Agiert wird vor vier schiefergrauen und als Videoleinwand genutzten Wänden, auf mausgrauem Boden und meist in anthrazitgrauen Textilien (Bühne und Kostüme: Susanne Schuboth). Farbe bringen einige Darsteller ins Spiel. Nico Holonics ist ein herrlich diabolischer Hagen, seine Worte sind Geschosse, seine Gesten Dolche, und selten wirkte das Böse so anziehend, ohne zur Karikatur zu verkommen. Michael Benthin gibt Etzel als skrupulösen Mahner im Blutsturm, und wenn er am Ende gebrochen („Schleppt die Welt auf euren Schultern weiter“) vom Geschehen verschluckt wird, hat das nichts von der christlichen Läuterungssymbolik, die Hebbel beabsichtigte, sondern porträtiert einen Machtmenschen auf der biografischen Zielgeraden.

Die überragende Leistung erbringt an diesem Theaterabend Verena Bukal als Kriemhild: Vom Mainzer Staatstheater nach Frankfurt gewechselt, verkörpert sie in ihrer ersten Rolle bruchlos den Wandel ihrer Figur von der trauernden Ehefrau zur geifernden Nemesis.
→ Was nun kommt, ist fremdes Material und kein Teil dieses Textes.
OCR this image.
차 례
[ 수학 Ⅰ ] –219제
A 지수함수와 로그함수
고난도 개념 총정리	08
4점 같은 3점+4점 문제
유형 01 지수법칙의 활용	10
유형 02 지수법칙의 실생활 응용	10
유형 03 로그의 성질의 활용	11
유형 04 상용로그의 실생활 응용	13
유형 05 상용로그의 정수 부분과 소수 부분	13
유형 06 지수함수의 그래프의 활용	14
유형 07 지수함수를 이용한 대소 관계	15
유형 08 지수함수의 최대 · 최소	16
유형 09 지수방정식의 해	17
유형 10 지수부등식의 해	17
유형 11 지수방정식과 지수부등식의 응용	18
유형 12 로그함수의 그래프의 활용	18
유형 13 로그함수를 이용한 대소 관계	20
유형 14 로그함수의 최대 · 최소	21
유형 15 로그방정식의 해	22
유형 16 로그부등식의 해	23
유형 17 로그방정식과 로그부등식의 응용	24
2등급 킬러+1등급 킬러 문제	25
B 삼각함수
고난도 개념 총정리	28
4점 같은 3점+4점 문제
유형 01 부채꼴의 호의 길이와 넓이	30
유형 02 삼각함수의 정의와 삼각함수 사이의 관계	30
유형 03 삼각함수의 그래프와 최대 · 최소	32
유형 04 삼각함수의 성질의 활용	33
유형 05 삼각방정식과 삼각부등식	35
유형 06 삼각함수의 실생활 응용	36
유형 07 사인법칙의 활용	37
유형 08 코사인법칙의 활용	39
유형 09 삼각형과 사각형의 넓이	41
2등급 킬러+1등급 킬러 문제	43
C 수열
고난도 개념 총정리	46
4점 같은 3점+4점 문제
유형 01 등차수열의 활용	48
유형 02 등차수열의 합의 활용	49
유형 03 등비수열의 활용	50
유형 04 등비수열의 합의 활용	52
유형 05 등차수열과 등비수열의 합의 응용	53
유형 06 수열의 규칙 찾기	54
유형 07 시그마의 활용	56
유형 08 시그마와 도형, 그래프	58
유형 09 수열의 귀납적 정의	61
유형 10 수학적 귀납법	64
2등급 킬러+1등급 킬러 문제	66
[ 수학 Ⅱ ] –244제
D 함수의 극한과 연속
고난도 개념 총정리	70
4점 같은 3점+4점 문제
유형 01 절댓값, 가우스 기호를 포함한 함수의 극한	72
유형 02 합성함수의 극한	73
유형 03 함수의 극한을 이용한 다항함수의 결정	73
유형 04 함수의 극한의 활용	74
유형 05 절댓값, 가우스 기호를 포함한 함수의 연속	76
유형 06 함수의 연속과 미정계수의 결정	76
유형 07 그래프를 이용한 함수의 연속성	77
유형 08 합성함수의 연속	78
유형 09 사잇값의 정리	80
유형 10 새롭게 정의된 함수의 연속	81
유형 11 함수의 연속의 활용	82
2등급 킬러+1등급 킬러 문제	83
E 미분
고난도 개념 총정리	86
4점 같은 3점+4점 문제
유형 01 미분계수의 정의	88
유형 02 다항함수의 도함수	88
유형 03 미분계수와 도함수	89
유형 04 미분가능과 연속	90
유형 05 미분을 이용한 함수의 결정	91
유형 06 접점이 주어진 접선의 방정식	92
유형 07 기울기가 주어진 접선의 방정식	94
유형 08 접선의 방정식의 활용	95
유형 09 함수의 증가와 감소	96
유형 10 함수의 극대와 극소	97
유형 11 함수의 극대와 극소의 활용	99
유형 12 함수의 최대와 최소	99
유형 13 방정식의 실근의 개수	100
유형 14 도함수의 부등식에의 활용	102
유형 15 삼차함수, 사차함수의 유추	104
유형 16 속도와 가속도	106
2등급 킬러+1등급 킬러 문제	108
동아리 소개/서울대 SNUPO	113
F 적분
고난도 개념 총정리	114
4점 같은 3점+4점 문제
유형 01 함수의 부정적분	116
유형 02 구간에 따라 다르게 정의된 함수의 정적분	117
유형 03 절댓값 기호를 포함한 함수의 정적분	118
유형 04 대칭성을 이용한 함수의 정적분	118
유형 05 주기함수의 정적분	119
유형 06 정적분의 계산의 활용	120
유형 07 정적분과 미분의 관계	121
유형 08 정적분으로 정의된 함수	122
Somnambul wirkt sie, wenn sie stumm den Körper Siegfrieds betastet. Zerbrechlich, wenn sie von Hagen verspottet wird. Raumgreifend, wenn sie seine Bestrafung fordert. Immer ist es eine Demonstration.

Beinahe könnten diese Einzelleistungen die Versäumnisse von Regie und Dramaturgie aufwiegen, wenn nicht ranzige Situationskomik jede sich zaghaft erhebende Intensität zunichte machen würde. Dass ein Gallop angedeutet wird, als sähe man einem Western zu, mag noch hinnehmbar sein, dass aber etwa in einer Szene albern gesächselt wird und auch sonst diverse Verbal-Attentate zu vernehmen sind, mutiert zum Ärgernis.

So sitzt man und wartet auf das große Abschlachten. Das wird als Splatter-Movie mit lautem Pistolenknallen inszeniert. Viel zu spät.